Fig 3 — The binding profile and function prediction of acetylcholinesterase. (a) The functional pocket (castP id = 79) on a structure of acetylcholinesterase (1ea5, E.C. 3.1.1.7). It contains 32 resides and has a molecular volume of 986.3Å³. Two residues from the catalytic triad are shown: Ser200 (red) and His440 (blue). (b) A matched binding surface on a human protein structure (2clj, castP id = 96), with 34 residues and a molecular volume of 981Å³. (c) The multiple alignment of several orthologous sequence fragments of residues located in the binding pockets. The two triad residues Ser200 and His440 are conserved. (d) The phylogenetic tree consisting of 17 sequences of acetylcholinesterase is used for estimating substitution rates of residues at the binding pocket. (e) The structure 1ea5 is predicted to be an acetylcholinesterase, as indicated by the computed binding profile (GO_a ≃ E.C. 3.1.1.7, with its π₁ ≈ 0.99).
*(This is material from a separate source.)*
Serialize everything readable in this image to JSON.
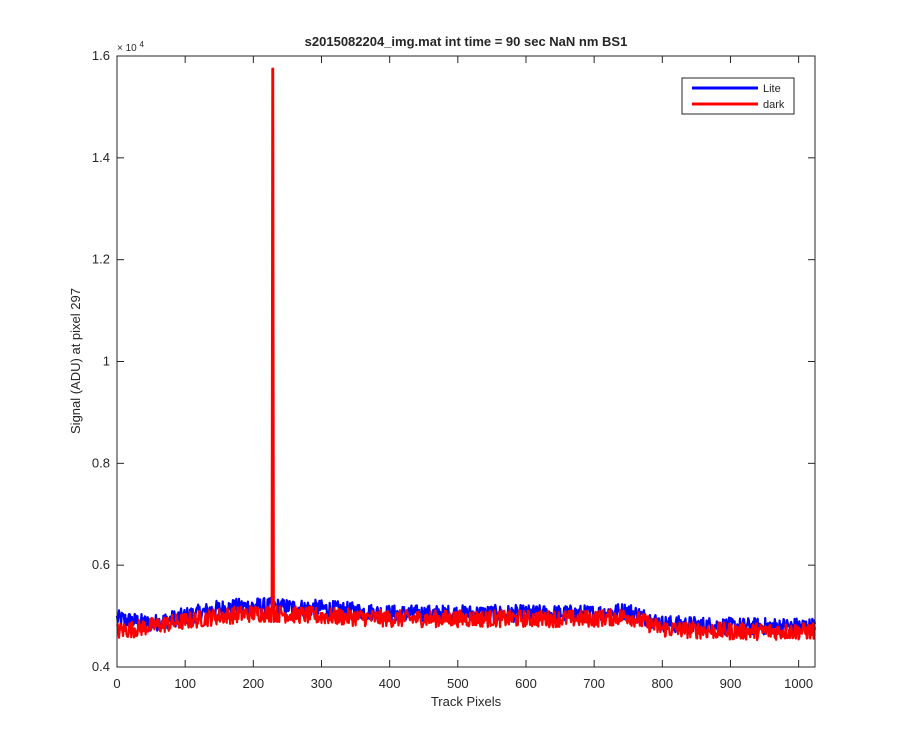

To construct an evolutionary model of this functional pocket, we have collected a set of 17 sequences homologous to 1ea5⁴⁵ and built a phylogenetic tree (Fig. 3d)⁴⁶. The residue substitution rates on this binding surface are estimated and scoring matrices for similarity assessment are then calculated (see Methods and⁴¹). Using the pvSOAR search method with these scoring matrices to search the CastP database of computed surface pockets for all PDB structures (> 30, 000, with > 2 million surface pockets), and declare that two protein are of the same function when in addition the RMSD value of their binding pocket residues are at a significance p-value of 10^-4 (see Methods section), a total of 70 Pdb structures are found to have similar functional surfaces as that of the query template 1ea5, and hence are predicted as acetylcholinesterase. Indeed, all of them have the same E.C.3.1.1.7 label as that of 1ea5. The query protein and an example of matched protein surface is shown in Fig. 3a and 3b, respectively. There are 71 Pdb entries with enzyme class label E.C.3.1.1.7 in the Enzyme Structures Database (www.ebi.ac.uk/thornton-srv, for structures of enzymes contained in the Enzyme databank)⁴². Our method successfully identified 70 of them.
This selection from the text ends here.